The first has been the way Nurse identified a way to play that worked to his roster’s strengths. The Raptors weren’t a great shooting team and lacked the kind of paint or post punch to generate endless trips to the free-throw line, so what to do? 

Take more shots. That’s the simplest way to explain what the Raptors do well. They may not have a single big body, but they have lots of pretty big ones and Nurse has licensed them to chase down offensive rebounds to create more shot opportunities — as long as they work to get back in transition too.

The result? The Raptors are second in the NBA in offensive rebounding percentage and No. 2 in second-chance points while also ranking ninth in opponent fast-break points.

Similarly, the Raptors’ send double teams all over the floor and trust length, hustle and smart rotations will see them through if and when the ball starts flying around.

As a result, they are second in steals and second in points off turnovers. Add it up and Toronto leads the NBA in the difference between the number of shots they take (91.3) and the number of shots they allow (84.3).

That’s how you win nearly 50 games while ranking 27th in True Shooting percentage. How bad is that? The only three teams below them are Orlando, Detroit and Oklahoma City, who have been battling each other for the worst record in the NBA all season. 

It doesn’t always work but it gives them a chance most nights. It’s the other element of Nurse’s approach that may be even more impressive, though.

Time and time again he’s shown the willingness to be patient with players.

It’s not that he’s blind to individual players' flaws or that he’s prone to sugar-coating.  

As VanVleet told me for my feature on Siakam

“Nick’s got an open the door. You might not always like what you hear, but he’ll give it to you straight.”

Nurse and Siakam were on tense terms at points last season, but that didn’t prevent him from continuing to give Siakam plenty of reps as the lead ball-handler in crunch time. It didn’t always work out, but would Siakam be as comfortable in those moments as he has been so often this season without the opportunity to stumble, painful as it was at the time?

Maybe not. Some coaches wouldn’t be able to get past the difficulties he had with Siakam last season. Nurse did, and Siakam has delivered an all-NBA season.

Similarly, two key cogs in the Raptors' late-season surge — they were tied for the league lead in wins since the all-star break before the ball went up last night — were players a lot of fans, and no shortage of coaches, might have given up on based on their early season play.

Precious Achiuwa looked overwhelmed in October, November and even December and yet over the last half of the season, Achiuwa has averaged 10 points and six rebounds off the bench and is shooting 40 per cent from three while proving one of the most versatile and switchable defenders around. There were stretches early in the year Achiuwa wasn’t shooting 40 per cent at the rim. But Nurse stuck with the 22-year-old and the reward is a rotation-quality player with significant upside.
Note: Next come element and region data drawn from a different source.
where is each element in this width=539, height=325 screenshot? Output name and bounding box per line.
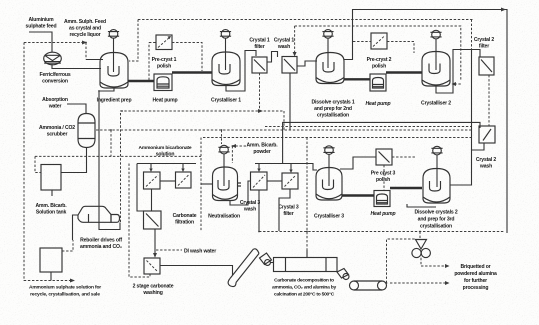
svg-text:Aluminium: Aluminium bbox=[29, 17, 55, 23]
svg-text:Ammonia / CO2: Ammonia / CO2 bbox=[39, 125, 75, 131]
svg-text:sulphate feed: sulphate feed bbox=[26, 24, 57, 30]
wire: dashed recycle liquor line with arrow bbox=[24, 42, 82, 44]
dashed process-area border right / kiln feed bbox=[306, 138, 308, 251]
wire: long vertical right of crystalliser 2 bbox=[471, 50, 473, 151]
filter square: Crystal 2 wash bbox=[479, 126, 495, 143]
wire: recycle liquor drop into ingredient prep bbox=[85, 43, 87, 60]
svg-text:polish: polish bbox=[376, 177, 390, 183]
svg-text:Ammonium bicarbonate: Ammonium bicarbonate bbox=[139, 145, 192, 151]
vessel: Crystalliser 2 bbox=[422, 52, 450, 87]
svg-text:filtration: filtration bbox=[175, 220, 194, 226]
label: Dissolve crystals 2 and prep for 3rd crystallisation bbox=[414, 210, 457, 230]
svg-text:recycle, crystallisation, and: recycle, crystallisation, and sale bbox=[30, 292, 100, 298]
svg-text:Heat pump: Heat pump bbox=[153, 98, 178, 104]
svg-text:Crystal 3: Crystal 3 bbox=[278, 205, 298, 211]
wire: crystal 2 filter bottom to crystal 2 wash bbox=[488, 75, 490, 126]
elevator-kiln connector bbox=[260, 253, 272, 265]
wire: dashed header 2 bbox=[265, 126, 471, 128]
svg-text:solution: solution bbox=[156, 152, 175, 158]
svg-text:filter: filter bbox=[479, 44, 489, 50]
wire: conveyor riser to briquetter bbox=[387, 239, 416, 283]
svg-text:water: water bbox=[48, 104, 62, 110]
svg-text:Crystalliser 2: Crystalliser 2 bbox=[421, 101, 451, 107]
wire: powdered product arrow bbox=[390, 282, 445, 284]
filter square: carbonate filter A bbox=[144, 172, 161, 189]
wire: solution header into crystalliser 3 bbox=[255, 164, 317, 171]
svg-text:Briquetted or: Briquetted or bbox=[460, 264, 490, 270]
svg-text:processing: processing bbox=[463, 285, 489, 291]
svg-text:and prep for 3rd: and prep for 3rd bbox=[418, 217, 455, 223]
label: Pre-cryst 2 polish bbox=[367, 57, 392, 70]
svg-text:and prep for 2nd: and prep for 2nd bbox=[314, 106, 352, 112]
wire: crystalliser 1 bottom outlet up to crystal 1 filter bbox=[226, 51, 256, 92]
filter square: Carbonate filtration C bbox=[144, 211, 162, 229]
label: Pre-cryst 1 polish bbox=[152, 57, 177, 70]
label: Carbonate decomposition to ammonia, CO2 and alumina by calcination at 200C to 500C bbox=[272, 278, 336, 298]
wire: thick dissolve 1 to heat pump 2 bbox=[344, 78, 370, 80]
svg-text:Heat pump: Heat pump bbox=[371, 211, 396, 217]
svg-text:recycle liquor: recycle liquor bbox=[69, 32, 100, 38]
svg-text:as crystal and: as crystal and bbox=[69, 26, 101, 32]
conveyor bbox=[350, 281, 387, 290]
motor M7 on dissolve vessel 2 bbox=[431, 146, 442, 187]
wire: dashed bicarb solution header bbox=[35, 155, 201, 157]
vessel: Dissolve crystals 1 bbox=[316, 53, 344, 84]
heat pump 1 bbox=[154, 74, 172, 91]
label: Crystal 3 filter bbox=[278, 205, 298, 218]
wire: wash bottom drop bbox=[289, 73, 291, 130]
vessel: Crystalliser 1 bbox=[212, 52, 240, 86]
label: Crystal 1 wash bbox=[274, 38, 294, 51]
wire: neutralisation inlet from dashed border bbox=[201, 183, 213, 185]
svg-text:polish: polish bbox=[372, 64, 386, 70]
label: Amm. Bicarb. powder bbox=[246, 143, 278, 156]
svg-text:Amm. Sulph. Feed: Amm. Sulph. Feed bbox=[64, 19, 106, 25]
filter square: Crystal 2 filter bbox=[479, 57, 494, 75]
svg-text:filter: filter bbox=[283, 211, 293, 217]
wire: dashed left border of washing section bbox=[129, 164, 150, 278]
svg-text:Amm. Bicarb.: Amm. Bicarb. bbox=[246, 143, 278, 149]
svg-text:wash: wash bbox=[277, 44, 290, 50]
svg-text:conversion: conversion bbox=[42, 79, 68, 85]
svg-text:DI wash water: DI wash water bbox=[184, 249, 216, 255]
svg-text:Crystal 3: Crystal 3 bbox=[240, 200, 260, 206]
svg-text:Pre-cryst 2: Pre-cryst 2 bbox=[367, 57, 392, 63]
wire: main solid drop from ingredient prep through reboiler bbox=[99, 88, 114, 206]
vessel: Crystalliser 3 bbox=[316, 168, 342, 201]
svg-text:Reboiler drives off: Reboiler drives off bbox=[80, 238, 122, 244]
svg-text:Amm. Bicarb.: Amm. Bicarb. bbox=[35, 203, 67, 209]
wire: dashed into/out of pre-cryst 1 polish bbox=[149, 43, 202, 81]
svg-text:Crystalliser 1: Crystalliser 1 bbox=[211, 98, 241, 104]
wire: reboiler drain to product tank bbox=[73, 215, 79, 240]
filter square: Pre-cryst 2 polish bbox=[371, 33, 387, 49]
dashed bottom border bbox=[259, 231, 505, 233]
briquetting rolls with funnel bbox=[412, 240, 431, 258]
filter square: Pre cryst 3 polish bbox=[376, 149, 392, 165]
wire: dashed pre-cryst 2 connections bbox=[353, 42, 414, 54]
wire: feed line into ferric/ferrous unit bbox=[29, 32, 52, 53]
svg-text:Carbonate: Carbonate bbox=[173, 213, 197, 219]
vessel: Ingredient prep bbox=[100, 53, 128, 89]
svg-text:wash: wash bbox=[243, 207, 256, 213]
svg-text:crystallisation: crystallisation bbox=[420, 224, 452, 230]
wire: thick heat pump 2 to crystalliser 2 bbox=[386, 71, 422, 73]
wire: wash bottom to border bbox=[258, 190, 260, 231]
filter square: carbonate filter B bbox=[176, 172, 192, 188]
wire: left dashed border down to bottom arrow bbox=[24, 43, 70, 281]
wire: C down to D bbox=[154, 229, 156, 255]
label: DI wash water with dashed feed bbox=[156, 249, 182, 251]
wire: reboiler bottom loop bbox=[99, 222, 120, 230]
label: Crystal 2 wash bbox=[476, 157, 496, 170]
wire: scrubber bottom to bicarb tank bbox=[61, 148, 87, 173]
wire: dash return arrow near crystalliser 2 bbox=[456, 83, 461, 85]
wire: wash to filter connector bbox=[267, 180, 282, 182]
filter square: Pre-cryst 1 polish bbox=[156, 35, 172, 50]
label: Crystal 2 filter bbox=[474, 37, 494, 50]
wire: A to B connector bbox=[160, 180, 176, 182]
svg-text:scrubber: scrubber bbox=[47, 132, 68, 138]
wire: crystal 1 wash to dissolve vessel 1 bbox=[297, 61, 317, 66]
label: 2 stage carbonate washing bbox=[133, 284, 174, 297]
wire: pre-cryst 3 connections bbox=[383, 165, 385, 191]
svg-text:powder: powder bbox=[253, 149, 270, 155]
filter square: Crystal 3 filter bbox=[282, 173, 298, 189]
svg-text:Pre cryst 3: Pre cryst 3 bbox=[371, 171, 396, 177]
wire: top dashed header bbox=[138, 19, 473, 21]
svg-text:Dissolve crystals 1: Dissolve crystals 1 bbox=[311, 100, 354, 106]
wire: crystal 1 filter to crystal 1 wash bbox=[267, 52, 278, 63]
svg-text:Absorption: Absorption bbox=[42, 97, 68, 103]
svg-text:crystallisation: crystallisation bbox=[317, 113, 349, 119]
motor M6 on crystalliser 3 bbox=[323, 146, 334, 186]
wire: briquetted product dashed arrow bbox=[421, 258, 445, 266]
label: Reboiler drives off ammonia and CO2 bbox=[80, 238, 122, 251]
wire: neutralisation outlet to crystal 3 wash bbox=[230, 181, 251, 205]
svg-text:Ferric/ferrous: Ferric/ferrous bbox=[39, 72, 70, 78]
motor M2 on crystalliser 1 bbox=[220, 30, 231, 70]
label: Ferric/ferrous conversion bbox=[39, 72, 70, 85]
wire: dashed drop into crystal 1 wash with arrow bbox=[294, 26, 296, 52]
bucket elevator bbox=[228, 249, 259, 287]
wire: powder dashed feed arrow to neutralisation bbox=[236, 145, 246, 147]
wire: dashed filtrate drop from crystal 1 filter bbox=[259, 73, 261, 111]
wire: thick line ingredient prep to heat pump 1 bbox=[128, 80, 154, 82]
label: Ammonium sulphate solution for recycle, crystallisation, and sale bbox=[29, 285, 101, 298]
wire: filter bottom loop to border bbox=[279, 189, 290, 231]
wire: briquetter feed from border bbox=[419, 232, 421, 239]
svg-text:Solution tank: Solution tank bbox=[36, 210, 67, 216]
motor M1 on ingredient prep bbox=[108, 30, 119, 72]
wire: crystalliser 2 outlet loop to crystal 2 filter bbox=[436, 50, 480, 94]
wire: solid distribution line over carbonate squares bbox=[137, 163, 196, 165]
label: Aluminium sulphate feed bbox=[26, 17, 57, 30]
rotary calciner kiln bbox=[274, 258, 338, 272]
svg-text:Crystal 2: Crystal 2 bbox=[474, 37, 494, 43]
filter square: Crystal 3 wash bbox=[251, 172, 268, 190]
vessel: Neutralisation bbox=[213, 167, 238, 201]
label: Pre cryst 3 polish bbox=[371, 171, 396, 184]
filter square: 2 stage carbonate washing D bbox=[144, 258, 160, 274]
kiln-conveyor connector bbox=[337, 269, 349, 280]
heat pump 2 bbox=[370, 74, 386, 91]
wire: solid header to crystal 2 wash bbox=[283, 122, 480, 163]
wire: dashed scrubber overhead header bbox=[96, 129, 471, 131]
ferric/ferrous conversion unit bbox=[44, 52, 62, 65]
wire: thick heat pump 1 to crystalliser 1 bbox=[172, 71, 212, 73]
label: Amm. Sulph. Feed as crystal and recycle liquor bbox=[64, 19, 106, 38]
wire: crystalliser 3 top to pre-cryst 3 bbox=[340, 157, 376, 169]
dashed process-area border left bbox=[200, 138, 202, 232]
wire: dashed vapour riser from reboiler bbox=[121, 111, 285, 222]
svg-text:2 stage carbonate: 2 stage carbonate bbox=[133, 284, 174, 290]
svg-text:calcination at 200°C to 500°C: calcination at 200°C to 500°C bbox=[274, 292, 335, 298]
svg-text:Crystal 1: Crystal 1 bbox=[249, 38, 269, 44]
svg-text:Ammonium sulphate solution for: Ammonium sulphate solution for bbox=[29, 285, 101, 291]
svg-text:washing: washing bbox=[142, 290, 162, 296]
filter square: Crystal 1 wash bbox=[282, 57, 297, 74]
wire: connector to kiln bbox=[271, 262, 274, 264]
label: Dissolve crystals 1 and prep for 2nd crystallisation bbox=[311, 100, 354, 119]
label: Carbonate filtration bbox=[173, 213, 197, 226]
tank: product tank (ammonium sulphate solution) bbox=[40, 248, 62, 272]
tank: Amm. Bicarb. Solution tank bbox=[41, 165, 61, 191]
wire: D outlet to bucket elevator bbox=[160, 266, 233, 276]
svg-text:Pre-cryst 1: Pre-cryst 1 bbox=[152, 57, 177, 63]
svg-text:Ingredient prep: Ingredient prep bbox=[97, 98, 132, 104]
svg-text:Heat pump: Heat pump bbox=[366, 101, 391, 107]
vessel: Dissolve crystals 2 bbox=[423, 169, 450, 204]
wire: absorption water into scrubber bbox=[67, 104, 86, 114]
wire: ferric unit outlet to ingredient prep bbox=[52, 64, 101, 69]
label: Ammonium bicarbonate solution bbox=[139, 145, 192, 158]
svg-text:powdered alumina: powdered alumina bbox=[454, 271, 497, 277]
svg-text:ammonia, CO₂ and alumina by: ammonia, CO₂ and alumina by bbox=[272, 285, 336, 291]
svg-text:ammonia and CO₂: ammonia and CO₂ bbox=[80, 244, 122, 250]
motor M5 on neutralisation bbox=[218, 145, 229, 186]
svg-text:Dissolve crystals 2: Dissolve crystals 2 bbox=[414, 210, 457, 216]
wire: A down to C bbox=[151, 189, 153, 211]
label: Absorption water bbox=[42, 97, 68, 110]
svg-text:polish: polish bbox=[157, 64, 171, 70]
vessel: Ammonia / CO2 scrubber column bbox=[78, 114, 95, 148]
label: Crystal 3 wash bbox=[240, 200, 260, 213]
label: Ammonia / CO2 scrubber bbox=[39, 125, 75, 138]
label: Briquetted or powdered alumina for further processing bbox=[454, 264, 497, 291]
label: Crystal 1 filter bbox=[249, 38, 269, 51]
wire: thick crystalliser 3 to heat pump 3 bbox=[342, 194, 374, 196]
wire: bicarb tank to reboiler bbox=[51, 190, 53, 196]
filter square: Crystal 1 filter bbox=[252, 57, 267, 73]
svg-text:for further: for further bbox=[464, 278, 487, 284]
motor M3 on dissolve vessel 1 bbox=[322, 30, 333, 68]
svg-text:Crystalliser 3: Crystalliser 3 bbox=[314, 214, 344, 220]
svg-text:Crystal 2: Crystal 2 bbox=[476, 157, 496, 163]
wire: dissolve 2 bottom skirt outlet bbox=[407, 204, 436, 207]
wire: thick heat pump 3 to dissolve 2 bbox=[390, 187, 422, 189]
wire: crystal 2 wash bottom loop to dissolve 2 bbox=[450, 143, 484, 185]
svg-text:Crystal 1: Crystal 1 bbox=[274, 38, 294, 44]
wire: top solid recycle header bbox=[344, 10, 507, 234]
motor M4 on crystalliser 2 bbox=[430, 30, 441, 70]
svg-text:wash: wash bbox=[479, 164, 492, 170]
wire: product tank stubs bbox=[50, 272, 52, 281]
heat pump 3 bbox=[374, 191, 390, 207]
reboiler unit bbox=[78, 206, 120, 222]
label: Amm. Bicarb. Solution tank bbox=[35, 203, 67, 216]
svg-text:Carbonate decomposition to: Carbonate decomposition to bbox=[274, 278, 334, 284]
svg-text:filter: filter bbox=[254, 44, 264, 50]
wire: dashed header 3 bbox=[203, 137, 471, 139]
svg-text:Neutralisation: Neutralisation bbox=[208, 214, 240, 220]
Meanwhile, Chris Boucher was in a deep funk early in the season. Everything he tried didn’t work. His breakout season a year ago looked like a one-time thing. He couldn’t shoot and the rest of his game was being affected.

Nurse stuck with him and encouraged him to simplify things. The result is Boucher has been instant energy off Nurse’s bench in the second half of the schedule, using his length to defend the rim and fly out to shooters and fearlessly pursue offensive rebounds at the other end. The shooting has begun to come around. 

It’s never too late to get better.

“You know that’s part of what we do,” said Nurse. “We really dig into player development. It’s a 12-month-a-year process for us. We just try to coach the best we can, put the absolute best game plans out there every night to play a team, and I think our guys respond to that.

“They get into the player development. They start seeing some success. That builds. And then they start executing the game plans pretty well here the last couple months. They weren’t doing it real good here the first three months, but they have the last three for sure. That’s been enjoyable to see.”

Nurse should get Coach of the Year consideration for engineering a regular season no one but him saw coming.